Sua evolução foi notável, sobretudo nos estilos pictóricos e de ilustração que se alternam desde o início do século passado, ao sabor das mudanças do gosto e de novas condições sociológicas e técnicas, que aumentam suas dimensões e tornam a imagem fotográfica mais importante. (D’AVOSSA,FARKAS. 2010, p.15)
Joseph Beuys, artista alemão, se valeu do cartaz de uma maneira ampla e bastante particular. Utilizava um aparato objetivamente publicitário para veicular suas imagens e suas mensagens.

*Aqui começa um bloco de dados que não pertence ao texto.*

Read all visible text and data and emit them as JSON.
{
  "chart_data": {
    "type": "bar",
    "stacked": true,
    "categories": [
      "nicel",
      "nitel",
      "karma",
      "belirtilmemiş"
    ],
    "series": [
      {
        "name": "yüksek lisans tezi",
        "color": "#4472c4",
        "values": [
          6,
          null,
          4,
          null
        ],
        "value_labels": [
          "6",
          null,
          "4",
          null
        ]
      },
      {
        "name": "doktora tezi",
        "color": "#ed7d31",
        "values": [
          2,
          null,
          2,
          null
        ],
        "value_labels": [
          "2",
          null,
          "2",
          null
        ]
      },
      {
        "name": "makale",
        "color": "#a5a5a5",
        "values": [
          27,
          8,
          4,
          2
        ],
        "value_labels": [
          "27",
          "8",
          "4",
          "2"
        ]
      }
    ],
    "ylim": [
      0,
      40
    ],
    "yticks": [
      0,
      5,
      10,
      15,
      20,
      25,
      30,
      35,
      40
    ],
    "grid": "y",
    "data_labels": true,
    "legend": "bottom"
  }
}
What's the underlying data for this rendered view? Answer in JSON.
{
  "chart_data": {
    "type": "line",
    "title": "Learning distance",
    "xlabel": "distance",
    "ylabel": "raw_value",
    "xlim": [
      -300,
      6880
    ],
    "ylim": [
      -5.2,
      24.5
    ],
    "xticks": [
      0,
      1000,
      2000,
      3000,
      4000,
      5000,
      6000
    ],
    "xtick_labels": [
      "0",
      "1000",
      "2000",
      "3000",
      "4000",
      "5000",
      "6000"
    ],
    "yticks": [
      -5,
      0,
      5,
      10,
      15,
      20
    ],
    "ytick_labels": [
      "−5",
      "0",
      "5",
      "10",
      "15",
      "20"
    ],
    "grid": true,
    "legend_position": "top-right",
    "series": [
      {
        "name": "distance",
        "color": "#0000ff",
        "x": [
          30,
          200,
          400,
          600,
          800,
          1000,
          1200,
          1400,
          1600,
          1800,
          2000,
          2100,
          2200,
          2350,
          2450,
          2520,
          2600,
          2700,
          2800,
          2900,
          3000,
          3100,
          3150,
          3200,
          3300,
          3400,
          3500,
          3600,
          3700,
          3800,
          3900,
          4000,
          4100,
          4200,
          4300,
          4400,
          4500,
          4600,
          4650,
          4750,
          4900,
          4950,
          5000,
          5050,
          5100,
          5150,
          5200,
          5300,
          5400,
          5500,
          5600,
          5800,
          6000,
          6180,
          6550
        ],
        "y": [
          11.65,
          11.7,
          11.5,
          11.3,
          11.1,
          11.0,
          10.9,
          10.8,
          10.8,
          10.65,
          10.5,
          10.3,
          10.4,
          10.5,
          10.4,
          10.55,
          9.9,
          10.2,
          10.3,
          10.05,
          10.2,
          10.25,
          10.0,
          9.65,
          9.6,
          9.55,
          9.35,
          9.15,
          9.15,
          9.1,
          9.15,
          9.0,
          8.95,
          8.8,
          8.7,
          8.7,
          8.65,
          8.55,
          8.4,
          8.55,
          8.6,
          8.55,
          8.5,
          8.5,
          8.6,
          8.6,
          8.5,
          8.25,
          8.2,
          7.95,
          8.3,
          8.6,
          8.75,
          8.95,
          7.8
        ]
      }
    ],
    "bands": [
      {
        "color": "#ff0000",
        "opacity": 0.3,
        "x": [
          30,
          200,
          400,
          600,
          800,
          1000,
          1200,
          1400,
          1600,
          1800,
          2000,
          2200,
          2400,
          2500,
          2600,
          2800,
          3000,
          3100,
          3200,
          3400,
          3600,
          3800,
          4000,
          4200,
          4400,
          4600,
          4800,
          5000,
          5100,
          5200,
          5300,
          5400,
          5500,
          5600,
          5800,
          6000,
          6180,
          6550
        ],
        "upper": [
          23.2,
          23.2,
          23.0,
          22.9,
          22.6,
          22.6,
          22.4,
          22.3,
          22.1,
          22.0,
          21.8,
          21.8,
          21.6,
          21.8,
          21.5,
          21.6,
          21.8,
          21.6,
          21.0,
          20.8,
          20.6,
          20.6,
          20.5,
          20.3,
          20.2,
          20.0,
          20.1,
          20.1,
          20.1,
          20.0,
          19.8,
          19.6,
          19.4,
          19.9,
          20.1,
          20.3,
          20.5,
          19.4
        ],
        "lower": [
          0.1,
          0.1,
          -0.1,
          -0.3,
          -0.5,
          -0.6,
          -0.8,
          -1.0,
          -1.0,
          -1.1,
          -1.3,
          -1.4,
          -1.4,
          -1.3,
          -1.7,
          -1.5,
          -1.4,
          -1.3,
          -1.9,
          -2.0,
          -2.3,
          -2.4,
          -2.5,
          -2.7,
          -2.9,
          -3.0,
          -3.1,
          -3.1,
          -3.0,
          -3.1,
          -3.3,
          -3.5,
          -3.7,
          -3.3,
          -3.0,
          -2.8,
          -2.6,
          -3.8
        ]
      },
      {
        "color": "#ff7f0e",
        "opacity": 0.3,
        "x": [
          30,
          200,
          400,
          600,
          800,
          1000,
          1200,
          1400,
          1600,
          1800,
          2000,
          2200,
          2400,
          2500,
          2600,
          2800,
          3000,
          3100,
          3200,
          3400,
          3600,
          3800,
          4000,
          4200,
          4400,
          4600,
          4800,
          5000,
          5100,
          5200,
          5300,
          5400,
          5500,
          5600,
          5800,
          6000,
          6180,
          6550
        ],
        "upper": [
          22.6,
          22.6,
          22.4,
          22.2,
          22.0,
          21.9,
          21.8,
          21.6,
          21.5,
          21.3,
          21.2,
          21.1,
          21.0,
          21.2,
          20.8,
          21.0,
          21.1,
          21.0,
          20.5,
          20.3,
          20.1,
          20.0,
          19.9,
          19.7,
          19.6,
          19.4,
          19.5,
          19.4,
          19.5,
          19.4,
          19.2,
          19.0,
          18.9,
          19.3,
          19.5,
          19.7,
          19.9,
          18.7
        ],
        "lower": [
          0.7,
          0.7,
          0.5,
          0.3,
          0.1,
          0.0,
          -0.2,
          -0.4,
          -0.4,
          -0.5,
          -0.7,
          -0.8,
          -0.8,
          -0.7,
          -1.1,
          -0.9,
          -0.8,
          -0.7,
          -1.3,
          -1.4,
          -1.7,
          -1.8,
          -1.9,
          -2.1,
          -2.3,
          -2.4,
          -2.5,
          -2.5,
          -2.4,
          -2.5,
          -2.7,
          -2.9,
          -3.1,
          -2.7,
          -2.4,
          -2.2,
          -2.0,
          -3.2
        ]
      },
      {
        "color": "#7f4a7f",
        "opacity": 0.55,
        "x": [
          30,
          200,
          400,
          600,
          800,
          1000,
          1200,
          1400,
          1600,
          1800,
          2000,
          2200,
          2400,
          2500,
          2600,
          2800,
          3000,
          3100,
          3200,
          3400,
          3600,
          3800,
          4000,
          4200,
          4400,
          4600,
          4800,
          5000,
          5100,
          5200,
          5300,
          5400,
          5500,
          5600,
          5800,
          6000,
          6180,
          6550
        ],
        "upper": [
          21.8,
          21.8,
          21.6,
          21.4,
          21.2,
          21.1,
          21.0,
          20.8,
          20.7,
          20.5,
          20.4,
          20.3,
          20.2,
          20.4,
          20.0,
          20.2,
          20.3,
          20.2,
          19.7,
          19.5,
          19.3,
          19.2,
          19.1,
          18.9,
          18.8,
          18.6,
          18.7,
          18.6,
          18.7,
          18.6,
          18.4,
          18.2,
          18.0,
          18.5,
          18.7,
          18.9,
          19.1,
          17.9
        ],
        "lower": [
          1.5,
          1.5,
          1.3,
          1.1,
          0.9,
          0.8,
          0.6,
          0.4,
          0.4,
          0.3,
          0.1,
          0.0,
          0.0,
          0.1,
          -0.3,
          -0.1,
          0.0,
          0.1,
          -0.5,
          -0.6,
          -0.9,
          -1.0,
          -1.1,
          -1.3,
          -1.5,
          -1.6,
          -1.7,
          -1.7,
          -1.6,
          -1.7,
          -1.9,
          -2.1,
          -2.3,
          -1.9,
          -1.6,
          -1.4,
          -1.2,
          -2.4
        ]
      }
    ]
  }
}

Entre cartazes da sua autoria e encomendados a artistas gráficos, Beuys propôs quase trezentos modelos, e usava uma manobra muito interessante: além daqueles produzidos com o intuito direto de veículo de pensamento político, Beuys se valia também de seus cartazes com funcionalidade já delimitada, como anúncios de exposições ou performances, para inserir suas mensagens e proposições. Acreditava que a arte era multiplicada por aqueles que a recebiam e que a mensagem difundida mais amplamente, tinha a possibilidade de acarretar transformação social. Beuys acreditava no que ele chamava de “conceito ampliado de arte” e em sua responsabilidade política. Para ele, todo homem é um artista e as atividades diárias de uma pessoa qualquer, seu trabalho, suas conversas, tudo teria uma potência artística, estando a arte presente em todo lugar, na lida cotidiana.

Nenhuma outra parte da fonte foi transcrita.